When he began privacy work in 1999, Nahra said he had limited experience with the emerging field through cases of health care and insurance fraud. As the Gramm-Leach-Bliley and Health Insurance Portability and Accountability Acts came to be, Nahra said he “saw what seemed like an opportunity.”

“My core clients at the time were health insurers. Fortuitous for me, they happened to be the only companies who were covered by both of those laws and so they needed help. There was a new set of laws that were tied to them,” he said. “I sort of took advantage of it as an opportunity for me as a lawyer and at the time I didn’t know that it was going to be anything more than that. I would love to have said I predicted it would be this great, huge thing, but I cannot say that was the case.”

Twenty-four years later the field has changed drastically with a variety of HIPAA evolutions, ever-emerging and evolving issues like data security, data breach compliance and so much more. In 2019, after more than 30 years at Wiley Rein in Washington, D.C., Nahra moved to WilmerHale, where he said his scope in privacy work “greatly expanded.”

“If you go down the list of companies that have major privacy issues, we represent almost all of them on something,” he said.

Nahra said his professional interests lie “at the intersection of academics and policy and law.” He spends a lot of time and energy identifying issues and how to deal with them, for instance in the expansion of health-related data not regulated by the HIPAA rules.

“It’s both a problem and an issue right now. It’s a compliance issue, it’s a regulatory issue, it’s a legislative issue, it’s a policy strategy issue and it’s really interesting. I’m not sure I know the answer to it, but I know the right questions and I think a lot of them are not necessarily getting thought about enough,” he said.

Nahra also spent a lot of time on national legislative issues in recent years and closely watches advancements toward a federal privacy law. He worries too much time and energy is spent on “a couple of issues” around comprehensive privacy law, like preemption, while the substance of proposals and continuously emerging state laws are not getting enough attention.

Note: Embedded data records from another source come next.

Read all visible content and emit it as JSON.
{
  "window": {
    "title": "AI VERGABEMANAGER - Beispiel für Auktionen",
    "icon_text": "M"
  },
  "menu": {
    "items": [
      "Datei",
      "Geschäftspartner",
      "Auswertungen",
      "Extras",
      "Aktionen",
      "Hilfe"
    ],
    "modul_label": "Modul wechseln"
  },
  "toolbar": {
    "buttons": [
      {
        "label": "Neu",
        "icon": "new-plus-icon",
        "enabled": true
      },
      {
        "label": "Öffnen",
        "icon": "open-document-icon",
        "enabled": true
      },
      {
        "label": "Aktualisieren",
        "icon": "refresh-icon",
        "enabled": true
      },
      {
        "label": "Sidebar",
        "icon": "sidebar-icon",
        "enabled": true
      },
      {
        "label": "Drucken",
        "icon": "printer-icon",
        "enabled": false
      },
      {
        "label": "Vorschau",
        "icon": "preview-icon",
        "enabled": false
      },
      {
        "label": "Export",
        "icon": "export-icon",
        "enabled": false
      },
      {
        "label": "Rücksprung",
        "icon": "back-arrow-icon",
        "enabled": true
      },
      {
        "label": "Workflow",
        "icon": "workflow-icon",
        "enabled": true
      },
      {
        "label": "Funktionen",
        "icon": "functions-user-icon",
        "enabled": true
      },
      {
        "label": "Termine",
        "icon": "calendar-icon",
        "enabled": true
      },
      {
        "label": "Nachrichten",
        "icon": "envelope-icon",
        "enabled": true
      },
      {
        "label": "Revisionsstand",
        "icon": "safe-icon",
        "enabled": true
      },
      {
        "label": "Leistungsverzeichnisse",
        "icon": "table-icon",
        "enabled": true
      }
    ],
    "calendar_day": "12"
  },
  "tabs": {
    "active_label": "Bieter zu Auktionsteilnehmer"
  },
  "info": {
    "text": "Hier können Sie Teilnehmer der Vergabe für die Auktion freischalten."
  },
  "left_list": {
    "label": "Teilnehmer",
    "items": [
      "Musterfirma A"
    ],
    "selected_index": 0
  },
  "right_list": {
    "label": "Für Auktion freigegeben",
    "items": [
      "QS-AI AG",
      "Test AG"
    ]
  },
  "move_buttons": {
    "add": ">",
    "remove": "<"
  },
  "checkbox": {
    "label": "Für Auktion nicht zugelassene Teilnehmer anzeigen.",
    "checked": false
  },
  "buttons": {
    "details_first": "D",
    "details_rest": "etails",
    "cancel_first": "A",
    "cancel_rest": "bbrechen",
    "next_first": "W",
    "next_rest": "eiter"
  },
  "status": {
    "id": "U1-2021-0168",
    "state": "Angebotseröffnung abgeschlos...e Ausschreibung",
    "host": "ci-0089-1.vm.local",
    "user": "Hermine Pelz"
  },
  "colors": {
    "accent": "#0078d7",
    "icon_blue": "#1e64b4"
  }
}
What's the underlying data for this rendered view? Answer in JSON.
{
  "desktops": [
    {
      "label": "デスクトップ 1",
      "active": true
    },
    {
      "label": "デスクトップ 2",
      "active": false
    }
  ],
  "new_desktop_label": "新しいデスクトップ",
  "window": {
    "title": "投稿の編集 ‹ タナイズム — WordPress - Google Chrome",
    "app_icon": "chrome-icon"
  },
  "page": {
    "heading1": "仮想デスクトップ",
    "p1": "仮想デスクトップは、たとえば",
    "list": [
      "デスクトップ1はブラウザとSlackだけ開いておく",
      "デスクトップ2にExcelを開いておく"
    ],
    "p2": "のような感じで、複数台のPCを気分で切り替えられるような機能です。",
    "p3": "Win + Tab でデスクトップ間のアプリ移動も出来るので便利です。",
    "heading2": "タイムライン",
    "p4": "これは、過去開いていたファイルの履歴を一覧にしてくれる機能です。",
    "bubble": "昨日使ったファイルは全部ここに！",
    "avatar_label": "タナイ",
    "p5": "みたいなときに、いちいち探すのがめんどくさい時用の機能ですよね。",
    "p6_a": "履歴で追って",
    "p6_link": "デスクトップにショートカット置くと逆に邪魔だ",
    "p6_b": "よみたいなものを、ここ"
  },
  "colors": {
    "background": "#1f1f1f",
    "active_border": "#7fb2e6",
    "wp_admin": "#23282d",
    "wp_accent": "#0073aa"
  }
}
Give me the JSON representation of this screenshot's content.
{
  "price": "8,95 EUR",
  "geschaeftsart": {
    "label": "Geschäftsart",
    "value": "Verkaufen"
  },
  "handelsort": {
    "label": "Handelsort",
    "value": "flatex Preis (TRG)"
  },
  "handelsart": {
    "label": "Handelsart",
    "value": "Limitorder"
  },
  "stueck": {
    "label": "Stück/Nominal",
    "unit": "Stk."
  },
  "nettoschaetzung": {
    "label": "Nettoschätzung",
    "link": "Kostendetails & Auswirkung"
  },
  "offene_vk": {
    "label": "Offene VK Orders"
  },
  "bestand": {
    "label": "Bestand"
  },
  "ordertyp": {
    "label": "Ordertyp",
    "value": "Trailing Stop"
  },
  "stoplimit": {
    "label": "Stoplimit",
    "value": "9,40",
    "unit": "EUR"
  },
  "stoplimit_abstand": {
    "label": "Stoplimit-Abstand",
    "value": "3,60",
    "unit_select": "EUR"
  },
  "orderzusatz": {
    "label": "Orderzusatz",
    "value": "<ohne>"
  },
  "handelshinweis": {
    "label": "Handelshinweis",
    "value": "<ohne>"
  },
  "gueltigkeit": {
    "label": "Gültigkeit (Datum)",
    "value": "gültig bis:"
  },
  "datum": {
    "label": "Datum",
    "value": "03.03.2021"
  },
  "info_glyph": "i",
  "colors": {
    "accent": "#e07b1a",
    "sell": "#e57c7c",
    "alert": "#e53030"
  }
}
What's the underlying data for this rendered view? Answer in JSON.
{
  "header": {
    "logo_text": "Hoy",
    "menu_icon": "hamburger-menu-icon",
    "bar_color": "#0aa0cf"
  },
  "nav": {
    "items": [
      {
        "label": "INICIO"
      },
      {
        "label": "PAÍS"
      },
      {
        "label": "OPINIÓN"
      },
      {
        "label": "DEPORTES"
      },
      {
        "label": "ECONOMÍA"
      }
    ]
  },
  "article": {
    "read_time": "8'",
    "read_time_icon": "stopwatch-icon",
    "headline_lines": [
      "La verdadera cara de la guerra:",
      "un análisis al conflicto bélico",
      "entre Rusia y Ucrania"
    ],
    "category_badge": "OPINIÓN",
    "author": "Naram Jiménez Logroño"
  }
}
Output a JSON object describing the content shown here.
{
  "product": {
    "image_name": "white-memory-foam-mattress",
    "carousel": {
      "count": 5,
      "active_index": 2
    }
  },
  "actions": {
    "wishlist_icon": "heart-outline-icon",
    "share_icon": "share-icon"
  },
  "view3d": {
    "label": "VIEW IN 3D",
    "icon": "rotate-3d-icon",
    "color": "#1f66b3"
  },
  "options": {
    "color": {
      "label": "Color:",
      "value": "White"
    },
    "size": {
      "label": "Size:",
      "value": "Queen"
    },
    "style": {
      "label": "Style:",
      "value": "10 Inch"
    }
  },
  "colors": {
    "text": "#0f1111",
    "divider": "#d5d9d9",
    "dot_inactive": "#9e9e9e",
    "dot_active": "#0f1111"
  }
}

“The (federal) proposals and the state laws at this point all exempt people covered by the federal laws. That’s ok. It makes my life sort of easier to some extent. But what that means, at the same time, is we’re going to continue to have different sets of rules for the same data held by different people,” he said. “I just think that’s a weird result and I think we’ve sort of backed into it, and I don’t know how much attention has been paid to it.”

Despite the issues and the work ahead, Nahra said he believes the U.S. will see a national privacy law “by the end of this presidential term” — January 2025.

If efforts to pass federal legislation continue to fail in Congress, Nahra said he’ll be watching closely as more state legislators are likely to pass laws “or at least get them started” in 2023.

“I think that becomes a sort of circular effect, as more and more states start to do that, I think it puts more pressure on companies and the companies will put more pressure on Congress to have a national law,” he said. “So that cycle could play on itself. I don’t know if that’s going to happen at all, but I think there’s a decent chance it happens.”

At this stage in his career, with seniority and years of experience, Nahra said the volume of clients he works with is “enormous.” He not only handles day-to-day topics like security breaches, state laws and privacy policies, but is also often called to consult on cases. It also gives him the flexibility to explore topics like federal privacy legislation and to give back through teaching, mentorship and just being a resource to those who need it.

“I try to encourage it and there are certainly days where it’s difficult, but I think it’s important to do, I like doing it and I think I’m good at it, for the most part,” he said.